In 1990, Malin tossed away his promising academic career to start a company building cameras for Nasa.

Preserved records

Malin's gamble nearly failed when the first camera his team built was lost with the Mars Observer spacecraft in 1993. He was lucky to have parts left over for a second camera when the Mars Global Surveyor mission came around four years later.

It took nearly a year for Global Surveyor to reach Mars. Malin and Edgett, who had joined the company anxiously waited through the journey.

Just weeks before its arrival, another craft, Mars Pathfinder dropped a little robot onto the surface. The Sojourner rover was a hit with the public, rolling around its landing site and taking pictures of rocks.

Global Surveyor finally eased into its 234-mile-high polar orbit.
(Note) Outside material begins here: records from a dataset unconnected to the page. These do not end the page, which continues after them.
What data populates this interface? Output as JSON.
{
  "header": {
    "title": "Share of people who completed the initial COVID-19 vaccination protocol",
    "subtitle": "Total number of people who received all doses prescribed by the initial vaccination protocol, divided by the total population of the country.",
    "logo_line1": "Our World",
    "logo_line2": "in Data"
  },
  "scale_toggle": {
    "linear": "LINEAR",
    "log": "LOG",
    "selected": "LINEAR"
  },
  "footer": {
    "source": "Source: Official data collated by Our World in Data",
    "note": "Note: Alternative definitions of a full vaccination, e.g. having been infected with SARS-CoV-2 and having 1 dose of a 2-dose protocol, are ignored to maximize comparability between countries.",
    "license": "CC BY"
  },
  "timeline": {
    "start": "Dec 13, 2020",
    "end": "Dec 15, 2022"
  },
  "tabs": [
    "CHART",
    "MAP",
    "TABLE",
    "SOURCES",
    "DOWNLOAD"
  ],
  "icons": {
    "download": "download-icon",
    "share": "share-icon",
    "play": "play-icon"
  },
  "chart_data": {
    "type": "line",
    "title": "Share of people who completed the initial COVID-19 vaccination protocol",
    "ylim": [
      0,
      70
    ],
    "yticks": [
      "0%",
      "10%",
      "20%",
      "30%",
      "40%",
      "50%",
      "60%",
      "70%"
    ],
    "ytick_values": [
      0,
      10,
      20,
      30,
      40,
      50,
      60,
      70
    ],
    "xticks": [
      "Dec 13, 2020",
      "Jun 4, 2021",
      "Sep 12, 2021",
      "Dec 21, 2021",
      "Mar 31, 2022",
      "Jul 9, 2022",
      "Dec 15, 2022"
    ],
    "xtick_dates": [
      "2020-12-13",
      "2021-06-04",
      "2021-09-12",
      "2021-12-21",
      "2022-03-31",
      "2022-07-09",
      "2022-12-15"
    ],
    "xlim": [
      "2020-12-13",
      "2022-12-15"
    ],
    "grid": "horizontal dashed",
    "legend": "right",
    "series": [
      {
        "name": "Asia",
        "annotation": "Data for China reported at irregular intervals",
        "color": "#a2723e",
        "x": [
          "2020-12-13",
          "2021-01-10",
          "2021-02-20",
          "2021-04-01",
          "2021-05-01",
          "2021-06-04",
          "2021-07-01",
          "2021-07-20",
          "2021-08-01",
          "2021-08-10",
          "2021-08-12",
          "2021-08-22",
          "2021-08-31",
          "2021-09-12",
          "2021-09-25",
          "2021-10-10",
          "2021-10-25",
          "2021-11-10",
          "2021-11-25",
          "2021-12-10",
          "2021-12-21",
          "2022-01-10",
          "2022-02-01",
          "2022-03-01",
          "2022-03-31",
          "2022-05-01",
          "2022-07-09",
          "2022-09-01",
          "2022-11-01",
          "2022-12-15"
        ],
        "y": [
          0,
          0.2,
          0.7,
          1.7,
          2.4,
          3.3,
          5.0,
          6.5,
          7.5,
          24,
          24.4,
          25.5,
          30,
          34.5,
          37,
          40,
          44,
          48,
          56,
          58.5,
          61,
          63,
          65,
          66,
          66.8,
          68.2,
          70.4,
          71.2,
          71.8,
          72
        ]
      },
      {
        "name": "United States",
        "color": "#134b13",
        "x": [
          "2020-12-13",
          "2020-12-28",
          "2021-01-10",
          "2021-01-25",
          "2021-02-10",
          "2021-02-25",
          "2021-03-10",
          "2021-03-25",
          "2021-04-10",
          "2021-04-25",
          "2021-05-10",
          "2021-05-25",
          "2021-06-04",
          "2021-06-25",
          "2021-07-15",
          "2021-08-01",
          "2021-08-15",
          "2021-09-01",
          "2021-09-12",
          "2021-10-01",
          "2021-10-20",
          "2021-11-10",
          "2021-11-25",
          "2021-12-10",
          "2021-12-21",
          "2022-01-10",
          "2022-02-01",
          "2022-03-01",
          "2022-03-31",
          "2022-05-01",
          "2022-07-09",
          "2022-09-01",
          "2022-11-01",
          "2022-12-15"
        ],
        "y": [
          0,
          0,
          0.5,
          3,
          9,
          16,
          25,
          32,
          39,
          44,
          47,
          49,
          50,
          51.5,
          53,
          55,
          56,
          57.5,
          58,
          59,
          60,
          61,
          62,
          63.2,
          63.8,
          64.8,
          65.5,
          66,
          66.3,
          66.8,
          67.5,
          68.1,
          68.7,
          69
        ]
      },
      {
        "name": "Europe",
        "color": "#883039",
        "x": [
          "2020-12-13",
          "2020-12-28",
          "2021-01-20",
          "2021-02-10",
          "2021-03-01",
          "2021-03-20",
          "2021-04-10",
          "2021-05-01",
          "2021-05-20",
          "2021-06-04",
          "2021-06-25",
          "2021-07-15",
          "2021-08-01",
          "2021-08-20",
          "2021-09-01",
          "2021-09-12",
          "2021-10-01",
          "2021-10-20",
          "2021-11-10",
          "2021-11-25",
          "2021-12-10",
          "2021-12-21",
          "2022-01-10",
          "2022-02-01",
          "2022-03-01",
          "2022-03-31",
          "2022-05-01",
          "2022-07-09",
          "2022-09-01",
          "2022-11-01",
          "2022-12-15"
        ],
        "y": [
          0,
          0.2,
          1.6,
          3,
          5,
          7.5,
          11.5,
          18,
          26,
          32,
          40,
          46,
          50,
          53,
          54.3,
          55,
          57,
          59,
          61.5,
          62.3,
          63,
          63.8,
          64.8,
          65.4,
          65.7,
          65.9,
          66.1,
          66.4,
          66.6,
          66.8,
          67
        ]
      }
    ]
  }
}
In September 1997, the first close-up images began appearing on Malin's computer. "This is a completely different Mars than anyone was thinking about," Caltech's Murray said.

The first big surprise was the great quantity of layered rocks, especially in Valles Marineris, the six-mile-deep cavity that rips 3,000 miles across the Martian surface.

"Earth didn't preserve those rock formations," Edgett said, referring to the layered rocks. "Mars is the only terrestrial planet with an atmosphere that has preserved a record of its earliest history." On any given day, Edgett reviewed 50 to 300 pictures.

Hints of water

Most days, Malin stopped by Edgett's office for a chat. "Often, out of those discussions came new discoveries," Edgett said. Edgett was fascinated by textures in the landscape. Around Alba Patera, a volcano, the surface had a "bubbly" appearance. The equatorial region was sandy.

In Noachis Terra in the south, there were huge dunes. But these dunes were different from Earth's. Channels cut across their surfaces.

He wasn't sure what he was looking for, but his goal was clear — to find some sign of water flow. In 1999, Edgett spotted narrow gullies along a canyon wall. They were at most a few thousand years old.

It could be an indication of water erosion. He decided to focus in on the gullies whenever Global Surveyor passed overhead to look for any changes.

Then in 2005, he saw something unusual. Shiny, white ice-like flows appeared in two of the gullies. The flows were near the limits of the camera's resolving powers. He and Malin accounted for the time of day, the strength of the Sun and every possible counter-explanation they could find.

They held on to their discovery for a year while they tested the theory and wrote it up for publication in the journal Science.

In December, Edgett and Malin announced their discovery, which was quickly hailed as one of the greatest solar system finds in decades.

"Now thinking about life on Mars isn't a search for past life," said Pappalardo of JPL.